Basic Research had personal and advertising injury coverage, which Admiral contended didn’t cover these underlying claims. Basic Research claimed coverage because the policy covered “The use of another’s advertising idea in your ‘advertisement.’” It argued that the underlying claims were causally linked to its “use of another’s advertising idea.” However, in order to trigger a duty to defend, the injury must have occurred as a result of the use of another’s advertising idea, and that connection wasn’t present. The underlying causes of action didn’t depend on the source or ownership of the slogans, but rather on their content. As the court pointed out, if the underlying claims went to trial, plaintiffs would never be required to prove the source of the slogans. The insurance contract couldn’t reasonably be interpreted to cover that type of mere but-for causation, “no matter how legally irrelevant the link.”
The insured cited cases suggesting that “use” should be interpreted broadly in this phrase, including “misuse” via deceptive advertising. That might be appropriate where the underlying injury is directly caused by the deceptive advertising regardless of the product’s failure to perform, but here the use isn’t the problem: the problem is the underlying alleged failure to perform, making the use false. Plus, Basic Research’s argument would allow insureds to indemnify themselves from all defective product liability by using slogans etc. from other sources.

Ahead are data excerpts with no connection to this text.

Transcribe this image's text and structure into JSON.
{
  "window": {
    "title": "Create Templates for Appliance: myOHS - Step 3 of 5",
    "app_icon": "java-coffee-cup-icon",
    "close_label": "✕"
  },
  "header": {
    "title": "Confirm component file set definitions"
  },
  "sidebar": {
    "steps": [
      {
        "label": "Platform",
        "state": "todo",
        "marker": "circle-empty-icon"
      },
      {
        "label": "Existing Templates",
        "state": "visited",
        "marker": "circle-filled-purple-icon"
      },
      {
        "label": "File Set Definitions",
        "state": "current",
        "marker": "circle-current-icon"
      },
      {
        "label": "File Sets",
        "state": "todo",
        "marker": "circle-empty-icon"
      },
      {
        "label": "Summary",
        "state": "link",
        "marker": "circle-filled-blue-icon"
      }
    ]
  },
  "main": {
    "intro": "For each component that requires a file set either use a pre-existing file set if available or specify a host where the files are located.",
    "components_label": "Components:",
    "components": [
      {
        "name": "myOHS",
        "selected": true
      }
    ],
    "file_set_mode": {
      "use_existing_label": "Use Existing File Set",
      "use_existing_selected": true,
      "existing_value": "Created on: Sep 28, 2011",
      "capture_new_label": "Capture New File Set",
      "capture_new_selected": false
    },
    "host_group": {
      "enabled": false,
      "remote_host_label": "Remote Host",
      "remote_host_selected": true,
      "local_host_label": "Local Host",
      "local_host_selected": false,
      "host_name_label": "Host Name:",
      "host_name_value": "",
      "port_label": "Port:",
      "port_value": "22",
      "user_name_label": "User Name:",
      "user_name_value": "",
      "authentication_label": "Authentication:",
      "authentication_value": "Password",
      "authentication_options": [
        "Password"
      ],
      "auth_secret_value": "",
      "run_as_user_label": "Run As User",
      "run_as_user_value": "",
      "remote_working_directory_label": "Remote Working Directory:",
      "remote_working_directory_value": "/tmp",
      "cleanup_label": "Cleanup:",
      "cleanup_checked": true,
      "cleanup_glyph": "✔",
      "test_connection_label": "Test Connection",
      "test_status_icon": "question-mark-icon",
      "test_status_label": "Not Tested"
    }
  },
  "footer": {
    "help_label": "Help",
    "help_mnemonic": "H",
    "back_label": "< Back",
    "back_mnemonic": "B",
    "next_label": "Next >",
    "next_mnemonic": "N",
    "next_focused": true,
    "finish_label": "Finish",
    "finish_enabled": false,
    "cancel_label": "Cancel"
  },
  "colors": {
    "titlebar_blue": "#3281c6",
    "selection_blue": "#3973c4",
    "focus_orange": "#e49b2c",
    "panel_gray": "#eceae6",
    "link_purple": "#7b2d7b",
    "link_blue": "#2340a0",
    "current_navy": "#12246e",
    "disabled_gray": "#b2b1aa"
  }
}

The policy might well require Admiral to indemnify Basic Research against a claim by the licensor related to Basic Research’s use, but that wasn’t the case here.
In any event, even if the underlying claims triggered advertising injury coverage, there was an explicit exclusion for advertising injury arising out of the failure of goods to conform with any statement of quality or performance made in an insured’s ad.